Sort of a Travelogue
In previous blogs, I’ve recommended to people unfamiliar with the Bible to start their Bible reading with the Acts of the Apostles. It’s relatively easy to read and understand. Much of it is sort of a travelogue of the Apostle Paul, who, arguably after Jesus, is the person most responsible for the development of Christianity.
In the Hebrew Bible, or Old Testament, the Book of Job is winner in the relevance department, in my view. Written between the 7th and 4th centuries before Christ, it illustrates that ancient people dealt with an issue that is very much with us today, often referred to as “the problem of evil.” A summary of the “problem” is the title of the famous 1981 book by Rabbi Harold Kushner: “When Bad Things Happen to Good People.”
Job is a “God-fearing” man who has everything going for him. But Satan tells God Job loves God because he has such a great life. God and Satan argue, then God tests Job by making his life a living hell. His friends, at first sympathetic, eventually blame Job for his troubles.
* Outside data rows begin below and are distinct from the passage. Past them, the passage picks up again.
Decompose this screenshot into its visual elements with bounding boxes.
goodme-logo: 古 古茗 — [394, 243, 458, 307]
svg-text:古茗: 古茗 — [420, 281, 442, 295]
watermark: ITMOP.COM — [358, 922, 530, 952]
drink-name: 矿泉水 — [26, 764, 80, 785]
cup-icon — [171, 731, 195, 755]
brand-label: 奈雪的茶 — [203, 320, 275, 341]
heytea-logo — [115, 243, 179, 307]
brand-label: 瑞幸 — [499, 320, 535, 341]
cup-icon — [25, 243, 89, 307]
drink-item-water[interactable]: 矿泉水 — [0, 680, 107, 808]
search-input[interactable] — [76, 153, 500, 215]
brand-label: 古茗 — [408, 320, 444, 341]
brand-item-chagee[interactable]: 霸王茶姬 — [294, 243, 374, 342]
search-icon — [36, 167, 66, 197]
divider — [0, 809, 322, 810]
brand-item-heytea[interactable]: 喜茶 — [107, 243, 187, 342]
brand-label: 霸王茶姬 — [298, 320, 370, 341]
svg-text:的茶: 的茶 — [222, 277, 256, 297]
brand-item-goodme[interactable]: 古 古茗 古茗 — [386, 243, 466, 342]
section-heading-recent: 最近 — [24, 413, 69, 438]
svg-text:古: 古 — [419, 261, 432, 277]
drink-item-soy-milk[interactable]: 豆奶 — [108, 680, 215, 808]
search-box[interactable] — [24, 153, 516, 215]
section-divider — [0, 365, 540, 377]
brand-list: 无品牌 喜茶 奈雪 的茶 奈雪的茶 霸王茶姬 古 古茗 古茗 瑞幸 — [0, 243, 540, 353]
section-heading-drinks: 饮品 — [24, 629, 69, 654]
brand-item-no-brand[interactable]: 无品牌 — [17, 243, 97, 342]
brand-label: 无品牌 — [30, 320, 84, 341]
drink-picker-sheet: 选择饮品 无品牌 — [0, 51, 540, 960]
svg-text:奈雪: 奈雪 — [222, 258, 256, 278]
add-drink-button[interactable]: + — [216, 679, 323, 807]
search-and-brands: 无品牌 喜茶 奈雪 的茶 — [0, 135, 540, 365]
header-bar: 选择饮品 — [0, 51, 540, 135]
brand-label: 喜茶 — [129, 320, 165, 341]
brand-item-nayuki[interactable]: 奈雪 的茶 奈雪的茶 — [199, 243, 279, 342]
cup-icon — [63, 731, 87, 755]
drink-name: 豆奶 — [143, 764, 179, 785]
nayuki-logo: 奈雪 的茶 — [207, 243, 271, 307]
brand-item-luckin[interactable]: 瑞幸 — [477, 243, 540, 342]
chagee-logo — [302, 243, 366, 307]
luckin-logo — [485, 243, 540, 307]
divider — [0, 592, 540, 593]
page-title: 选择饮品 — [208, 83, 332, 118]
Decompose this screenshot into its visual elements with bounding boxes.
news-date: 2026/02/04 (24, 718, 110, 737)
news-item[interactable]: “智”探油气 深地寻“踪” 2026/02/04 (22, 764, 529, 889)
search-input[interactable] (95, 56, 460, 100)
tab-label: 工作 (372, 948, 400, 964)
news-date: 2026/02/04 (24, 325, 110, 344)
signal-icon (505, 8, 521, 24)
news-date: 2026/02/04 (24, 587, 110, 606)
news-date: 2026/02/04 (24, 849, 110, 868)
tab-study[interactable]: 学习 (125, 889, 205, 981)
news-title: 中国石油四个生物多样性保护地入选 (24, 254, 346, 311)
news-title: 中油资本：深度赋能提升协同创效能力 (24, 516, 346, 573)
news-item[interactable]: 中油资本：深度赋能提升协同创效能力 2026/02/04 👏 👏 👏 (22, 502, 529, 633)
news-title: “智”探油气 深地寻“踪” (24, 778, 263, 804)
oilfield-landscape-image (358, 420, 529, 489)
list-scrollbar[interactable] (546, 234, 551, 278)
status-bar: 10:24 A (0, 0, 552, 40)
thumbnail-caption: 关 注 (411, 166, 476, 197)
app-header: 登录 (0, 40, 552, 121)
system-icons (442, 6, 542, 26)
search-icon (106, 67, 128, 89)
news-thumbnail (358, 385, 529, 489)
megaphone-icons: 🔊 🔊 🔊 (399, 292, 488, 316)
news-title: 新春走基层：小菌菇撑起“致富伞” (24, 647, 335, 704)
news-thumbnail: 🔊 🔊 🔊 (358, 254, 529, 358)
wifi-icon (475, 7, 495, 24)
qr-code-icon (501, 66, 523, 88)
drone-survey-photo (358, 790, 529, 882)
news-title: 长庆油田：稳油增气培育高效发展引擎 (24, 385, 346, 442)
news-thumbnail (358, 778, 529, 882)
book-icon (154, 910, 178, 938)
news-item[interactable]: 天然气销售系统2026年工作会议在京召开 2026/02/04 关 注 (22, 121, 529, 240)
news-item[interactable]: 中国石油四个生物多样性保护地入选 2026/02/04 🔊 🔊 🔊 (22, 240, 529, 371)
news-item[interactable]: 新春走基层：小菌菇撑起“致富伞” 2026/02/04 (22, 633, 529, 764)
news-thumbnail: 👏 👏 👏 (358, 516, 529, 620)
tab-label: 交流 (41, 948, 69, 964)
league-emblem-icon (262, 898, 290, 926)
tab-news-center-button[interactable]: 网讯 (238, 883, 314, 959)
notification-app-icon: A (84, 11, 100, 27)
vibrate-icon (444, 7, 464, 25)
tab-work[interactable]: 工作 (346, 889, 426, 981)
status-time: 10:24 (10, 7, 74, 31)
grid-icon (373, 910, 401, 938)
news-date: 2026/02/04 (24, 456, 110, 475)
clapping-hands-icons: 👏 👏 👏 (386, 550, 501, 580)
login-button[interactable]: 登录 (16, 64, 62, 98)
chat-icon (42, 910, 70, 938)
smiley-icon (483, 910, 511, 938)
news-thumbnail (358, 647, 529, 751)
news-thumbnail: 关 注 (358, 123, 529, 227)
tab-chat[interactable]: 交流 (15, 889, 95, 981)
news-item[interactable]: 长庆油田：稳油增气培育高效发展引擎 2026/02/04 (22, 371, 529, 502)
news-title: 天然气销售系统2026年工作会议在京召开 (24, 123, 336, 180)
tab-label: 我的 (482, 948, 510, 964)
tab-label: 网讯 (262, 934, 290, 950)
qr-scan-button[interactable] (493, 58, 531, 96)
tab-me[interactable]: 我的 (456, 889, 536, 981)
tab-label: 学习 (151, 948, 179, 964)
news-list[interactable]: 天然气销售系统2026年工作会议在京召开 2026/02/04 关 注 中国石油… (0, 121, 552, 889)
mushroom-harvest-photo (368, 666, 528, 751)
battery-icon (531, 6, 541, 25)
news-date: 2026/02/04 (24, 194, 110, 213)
Job maintains his innocence but doesn’t complain about God, who at the end restores Job’s good fortune.
Based on Our Merits?
The Book of Job challenges the idea, common among the ancient Jews and among many people today, that we are rewarded or punished in this world based on our merits. Unfortunately, the book doesn’t resolve the “problem of evil.” It does, however, present in Job a model of how people should accept good and evil in their lives and be confident that through one and the other, God is with us.
One of the problems that many people have with the Bible is its apparent lack of truthfulness, and Job illustrates the point. Are we to believe that there was actually a man named Job and that God argued with Satan over him, and take literally all the other events in the book? Of course not. Like the New Testament parables, the Book of Job is meant to make a point.
That’s the case with many other stories in the Bible, old and new testaments. Many are based on historical events, but many others use myths and ancient stories to provide lessons about God and our relationship with him/her. It’s not history.
This shouldn’t be shocking, but it still seems to be so, including among my fellow Catholics. That’s the case even though the official position of the Catholic Church, at least as far back as the time of Pope Pius XII, who died in 1958, was to urge people to understand the importance of science – yes, science – in understanding the Bible.
Temporal, Human Collection
The Bible, wrote Pius XII, is “a temporal, human collection of writings,” though inspired by God. For me, the best summary of understanding the Bible is the title of the book by Jean Levie, “The Bible: Word of God in Words of Men.”
Does this view of the Bible arise from embarrassment about the biblical myths and stories in the face of modern criticism? No, it arises out of the discoveries and insights provided mostly by science.
“This clarity,” writes Ignatius Hunt, in his book, “Understanding the Bible,” has come to us “through vast archeological discoveries made throughout the Near East during the past century; through the unearthing of entire libraries of ancient literatures; through an ever surer knowledge of the Semitic tongues and the philosophy that lies behind them; …and through giant strides made in our understanding of the manner of speaking, relating, and writing in use among the ancients.”
As a seminarian and later in life, better understanding the Bible – far from making me more skeptical – finally helped me make sense of it and better understand my faith.